NVIDIA is giving away the most powerful AI for free: a brilliant move that brings in billions
On June 4, 2026, NVIDIA released its largest model to date, Nemotron 3 Ultra, to the public. Under a free license, the weights, training data, and training methodologies were published. This is not charity, but a well-thought-out business strategy that allows the company to earn more than closed competitors like OpenAI or Anthropic.
Architecture: A Hybrid That Changes the Game
Nemotron 3 Ultra is not just an "upscaled transformer." It is based on a unique hybrid architecture combining three approaches: Mamba-2 layers, classic attention, and Latent Mixture of Experts (Latent MoE).
Mamba-2 layers process long texts quickly and efficiently: their costs grow linearly, not exponentially like the standard attention mechanism. Attention layers, in turn, accurately retain large volumes of context in memory. And Latent MoE compresses data before passing it to experts, forcing each to work narrowly and precisely, without unnecessary computations.
The model has approximately 550 billion parameters, but only about 55 billion are activated for processing each token. This allows it to think like a giant system while behaving like a much more compact one in terms of cost. With a context window of 1 million tokens and a speed exceeding 300 tokens per second, this provides 5-6 times greater throughput and roughly 30% lower task costs.

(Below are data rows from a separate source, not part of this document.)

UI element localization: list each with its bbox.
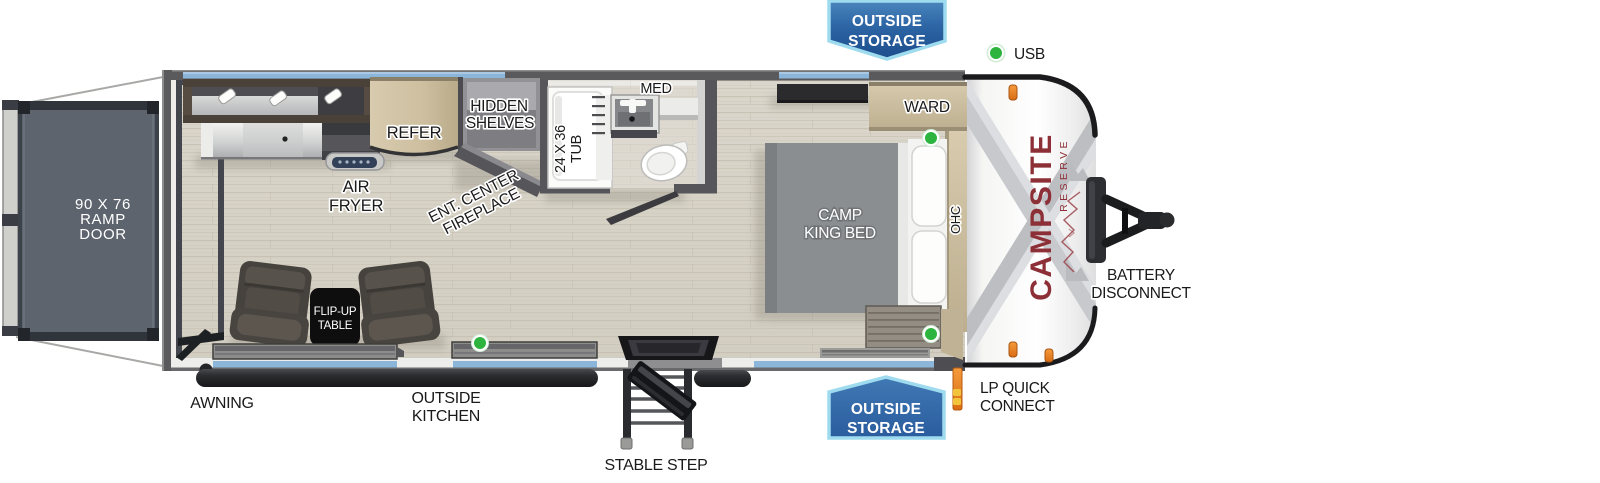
svg-text:MED: MED <box>640 81 671 97</box>
svg-text:TABLE: TABLE <box>318 320 353 332</box>
svg-text:TUB: TUB <box>569 135 585 163</box>
svg-text:AWNING: AWNING <box>190 395 253 412</box>
svg-text:CAMP: CAMP <box>818 207 862 224</box>
svg-text:STABLE STEP: STABLE STEP <box>604 457 707 474</box>
svg-text:FRYER: FRYER <box>329 197 384 215</box>
svg-text:STORAGE: STORAGE <box>847 420 925 437</box>
svg-text:STORAGE: STORAGE <box>848 33 926 50</box>
svg-text:KING BED: KING BED <box>804 225 876 242</box>
svg-text:SHELVES: SHELVES <box>466 115 534 132</box>
svg-text:CONNECT: CONNECT <box>980 398 1055 415</box>
svg-text:USB: USB <box>1014 46 1045 63</box>
svg-text:OUTSIDE: OUTSIDE <box>852 13 922 30</box>
svg-text:BATTERY: BATTERY <box>1107 267 1175 284</box>
svg-text:DISCONNECT: DISCONNECT <box>1091 285 1191 302</box>
svg-text:LP QUICK: LP QUICK <box>980 380 1051 397</box>
svg-text:OUTSIDE: OUTSIDE <box>411 390 480 407</box>
svg-text:WARD: WARD <box>904 99 950 116</box>
svg-text:OUTSIDE: OUTSIDE <box>851 401 921 418</box>
svg-text:FLIP-UP: FLIP-UP <box>314 306 357 318</box>
svg-text:AIR: AIR <box>343 178 370 196</box>
svg-text:HIDDEN: HIDDEN <box>470 98 528 115</box>
svg-text:REFER: REFER <box>387 124 442 142</box>
svg-text:CAMPSITE: CAMPSITE <box>1025 133 1058 301</box>
svg-text:DOOR: DOOR <box>79 226 126 243</box>
svg-text:KITCHEN: KITCHEN <box>412 408 480 425</box>
svg-text:24 X 36: 24 X 36 <box>553 125 569 173</box>
svg-text:OHC: OHC <box>948 206 963 234</box>
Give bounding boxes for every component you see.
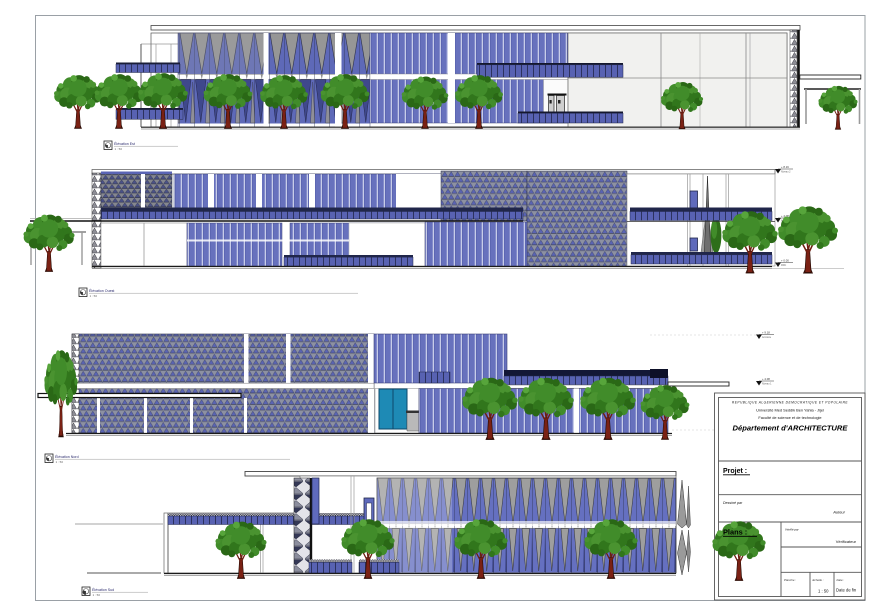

Strategy: Not a Model, but an Ecosystem
The main value of Nemotron 3 Ultra lies not in the model itself, but in the ecosystem NVIDIA is building around its hardware. The logic is simple: whoever runs Nemotron almost certainly does so on NVIDIA graphics cards, fine-tunes it using its software tools, and deploys it on its software.
With a market capitalization exceeding $5 trillion, training Nemotron 3 Ultra, which likely cost hundreds of millions of dollars, is a nearly negligible expense for the company. Graphics card sales more than cover the research, so NVIDIA can give the model away for free and still earn more than closed competitors charging for access.
The political context adds further weight to the release. An open American model can be inspected, modified, and run on one's own servers—making it attractive for countries building independent national AI, from Europe to Southeast Asia. Such a model cannot be remotely disabled, which is especially valuable in light of recent restrictions surrounding closed models.
Limitations and Prospects
Despite all its advantages, Nemotron 3 Ultra is not the smartest model on the market. In the independent Artificial Analysis Intelligence Index, it scored 48 points—the best result among open US models, but trailing leaders like Kimi K2.6 (54 points) and DeepSeek. Open models, according to analysts, lag behind closed ones by three to seven months.
However, this lag matters less and less if an open model is simply sufficient for real-world tasks. A bank deploying Nemotron 3 Ultra to process loans on its own servers doesn't need flagship-level intelligence—it needs a model that can be fine-tuned on proprietary data, kept within its secure perimeter, and not share confidential information with outsiders.
Expert opinion: NVIDIA's bet on efficiency rather than test records may prove more far-sighted than it seems. With mass AI adoption, the cost of running a model comes to the forefront, and one that is almost as smart but five times cheaper wins in real-world deployment. The open ecosystem will only strengthen: NVIDIA has the resources, motivation, and distribution channels to release increasingly powerful open models faster than any other company.